La burda maniobra funcionó: el PS francés se deshojó como una margarita: sus dirigentes más mediocres y más ambiciosos corrieron a abrazar la candidatura del conejo que la derecha económica sacó de la chistera de la caricatura de un banquero. Lo mismo ocurrió con los cuadros de la derecha tradicional, los mal llamados gaullistas, que no resistieron ni 24 horas: también se precipitaron a socorrer la victoria, con la esperanza –rápidamente satisfecha– de dirigir al gobierno. El Primer Ministro salió de sus filas, así como el ministro de Finanzas. La progresía transeúnte y venal, los socialistas vergonzantes, lograron algunos cargos sin importancia ejecutiva.
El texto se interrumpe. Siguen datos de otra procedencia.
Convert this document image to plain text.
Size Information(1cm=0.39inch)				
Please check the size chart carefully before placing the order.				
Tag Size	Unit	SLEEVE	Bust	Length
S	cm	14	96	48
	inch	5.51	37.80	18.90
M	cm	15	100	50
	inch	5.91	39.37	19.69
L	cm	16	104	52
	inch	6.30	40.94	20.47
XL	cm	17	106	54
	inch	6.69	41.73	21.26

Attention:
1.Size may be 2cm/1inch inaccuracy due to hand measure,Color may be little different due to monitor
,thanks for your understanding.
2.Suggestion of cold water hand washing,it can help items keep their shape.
Al asumir el cargo, Macron tomó una medida urgente: eliminar el impuesto a la fortuna, con el objetivo declarado de darle plata a los ricos para que estos inviertan, y así creen empleo. Reducción total del impuesto: más de 5 mil millones de euros. Puede parecer inimaginable, pero este discurso para imbéciles aun da el pego, cala en algunos sectores aburridos de no salir de perdedores, y que buscan alguna salida a las dificultades de la vida cotidiana. El desempleo aumenta, a pesar de que los ricos son más ricos.
Para compensar, –hay que equilibrar los presupuestos del Estado como exige Bruselas– Macron le aumentó los impuestos a los jubilados, re-congeló las pensiones, y cometió el error excesivo: aumentó las tasas e impuestos de los carburantes. La gota que desbordó el vaso...
Pasa que el pobrerío, al que se le exige movilidad para encontrar empleo, debe utilizar un automóvil, o una moto, para ir a trabajar. O para trabajar. Y en el presupuesto doméstico del pobrerío 20 o 30 euros al mes equivalen a darle de comer a la familia durante dos o tres días. Peor aun: muchos hogares modestos tienen calefacción a “fioul”, un carburante cuyo precio no cesa de aumentar. El costo de la calefacción para una familia de 4 personas gira en torno a los 2 mil euros anuales.
Emmanuel Macron, apodado justamente “el presidente de los ricos”, no conoce esa realidad. En su distinguida arrogancia de banquero de negocios, cuando un joven diplomado de horticultura le explica que no encuentra empleo, Macron le responde: “Yo, atravieso la calle y le encuentro empleo inmediatamente”. Se refería a un empleo de lavador de vajilla en un restaurant, o a un empleo de servidor de copas en el bar de la esquina.
El desprecio por los esfuerzos de quien estudia para dotarse de un oficio calificado, fue demasiado. Vino de un señorito que, en un discurso en una estación de ferrocarriles dijo, literalmente: “En las estaciones de ferrocarril uno encuentra todo tipo de personas. Unos cuantos que han tenido éxito, y muchos que no son nada” (sic).
Esa es la genealogía del movimiento espontáneo de estos ciudadanos que para identificarse se ponen el chaleco amarillo que exige la seguridad rutera.
Y en eso estamos. El gobierno sabe que la represión no resuelve porque sería arrojarle carburante al fuego. Y es consciente de que la calle está en manos de los ciudadanos, lo que augura mal de su futuro. Una vez más Francia hace gala de sus “particularidades”. La toma de la Bastilla comenzó así.
Cuando un pequeño grupo de ciudadanos estimó que ya no daba para más.